Dr. Vora, who has conducted more than 30 clinical trials in the psychiatry segment as an investigator, has the following tips to offer with regard to utilizing rating scales in psychiatry.

  1. Training in ratings and scales is essential before every clinical trial to ensure consistency in administering them. This ensures to avoid subjectivity and bring uniformity in assessments.
  2. Best way of getting trained is face to face interview with the scale administrator. Only a person who has acquired a thorough understanding in application of scale provide such expertise. Particularly, since the scale is just not as simple as it sounds.
  3. Training can be intensified if multiple videos are created without revealing identity of patient. Furthermore, only real patient can provide real information not the actors, who are mostly used in training. Each individual items in scales can be highlighted one by one by giving relevant examples we commonly come across in our clinical practice.
  4. Inter-rater variability should not be underestimated, while training. In other words, we should keep unbiased mindset to avoid placebo response.
  5. In order to do so, it’s best to not keep expectations of any findings, positive or negative. One patient should be rated by two different psychiatrists for the first time when we rate patient from same site. Later on with consent of both of them a rater can take charge.

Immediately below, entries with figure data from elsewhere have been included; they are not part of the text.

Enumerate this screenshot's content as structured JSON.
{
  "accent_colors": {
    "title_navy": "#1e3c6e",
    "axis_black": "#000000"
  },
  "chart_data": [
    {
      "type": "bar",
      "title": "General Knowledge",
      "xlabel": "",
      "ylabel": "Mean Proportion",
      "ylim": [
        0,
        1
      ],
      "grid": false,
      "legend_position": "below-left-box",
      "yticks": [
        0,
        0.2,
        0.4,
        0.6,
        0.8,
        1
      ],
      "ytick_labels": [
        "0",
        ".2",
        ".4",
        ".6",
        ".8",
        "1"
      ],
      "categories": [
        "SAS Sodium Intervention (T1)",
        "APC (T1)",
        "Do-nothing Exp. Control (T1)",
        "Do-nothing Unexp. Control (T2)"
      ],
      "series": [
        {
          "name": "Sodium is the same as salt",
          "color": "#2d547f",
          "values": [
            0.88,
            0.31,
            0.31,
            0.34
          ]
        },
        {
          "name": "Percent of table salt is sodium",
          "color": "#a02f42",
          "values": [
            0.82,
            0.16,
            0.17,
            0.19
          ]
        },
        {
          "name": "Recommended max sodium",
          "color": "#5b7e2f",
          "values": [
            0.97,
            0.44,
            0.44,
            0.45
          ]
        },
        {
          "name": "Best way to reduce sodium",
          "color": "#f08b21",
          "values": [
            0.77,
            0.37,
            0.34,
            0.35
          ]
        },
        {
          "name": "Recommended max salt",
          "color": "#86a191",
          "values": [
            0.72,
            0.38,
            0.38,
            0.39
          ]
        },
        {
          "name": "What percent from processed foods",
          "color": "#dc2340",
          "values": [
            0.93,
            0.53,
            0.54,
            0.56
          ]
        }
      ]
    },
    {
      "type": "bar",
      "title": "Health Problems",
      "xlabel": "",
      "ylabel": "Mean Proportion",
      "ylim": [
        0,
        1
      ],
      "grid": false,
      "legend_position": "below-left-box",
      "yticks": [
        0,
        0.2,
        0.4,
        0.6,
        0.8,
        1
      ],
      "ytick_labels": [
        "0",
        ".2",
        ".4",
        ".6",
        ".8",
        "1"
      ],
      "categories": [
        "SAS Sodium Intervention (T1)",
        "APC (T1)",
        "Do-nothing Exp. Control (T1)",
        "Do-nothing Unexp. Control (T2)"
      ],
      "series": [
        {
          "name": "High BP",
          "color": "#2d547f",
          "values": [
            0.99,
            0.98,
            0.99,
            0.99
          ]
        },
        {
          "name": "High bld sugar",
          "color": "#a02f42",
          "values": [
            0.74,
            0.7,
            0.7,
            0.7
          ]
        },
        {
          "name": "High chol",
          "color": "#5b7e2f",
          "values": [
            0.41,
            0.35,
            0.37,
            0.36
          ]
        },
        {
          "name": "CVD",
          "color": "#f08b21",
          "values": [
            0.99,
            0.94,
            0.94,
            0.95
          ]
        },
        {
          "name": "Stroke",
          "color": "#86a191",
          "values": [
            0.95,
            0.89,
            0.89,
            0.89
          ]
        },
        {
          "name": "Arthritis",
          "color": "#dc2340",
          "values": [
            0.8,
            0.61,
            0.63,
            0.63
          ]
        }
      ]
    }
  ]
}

  6. Clinical judgement and experience of psychiatrist are also important factors worth considering in usual training. Scale specifications can be better implemented, if clinical judgement is effectively utilized too. For example, in patient of Schizophrenia, we are quite sure that there is no chance to find Delusion of Grandiosity, but it is included in PANNS. In situations like this, it may be very useful to allow scale administrator to use their own logic while applying the scale.
  7. One significant factor is difference of presenting symptoms and signs in different cultures. Cultural differences are very likely to cause different interpretations of signals. It should be useful to include book picture of patients from specific regions. So, training can be different for different countries. We need special language experts who can easily explain the circumstances where we can modify our final score.
  8. With significant rise in suicidal tendencies and related cases, it’s also recommended to include Columbia Suicide Severity Rating Scale (C-SSRS) in training. We use it in our routine practice because suicide is not only common, but very difficult to predict as well.
  9. Another area to include is Obsessive-Compulsive Disorder (OCD). In recent times, focus given to OCD has been insufficient. Y-BOCS is an important scale we should use to quantify severity of OCD. We encounter many problem in  treatment resistant OCD, when our focus is more on medical treatment rather than Cognitive behavioral therapy (CBT).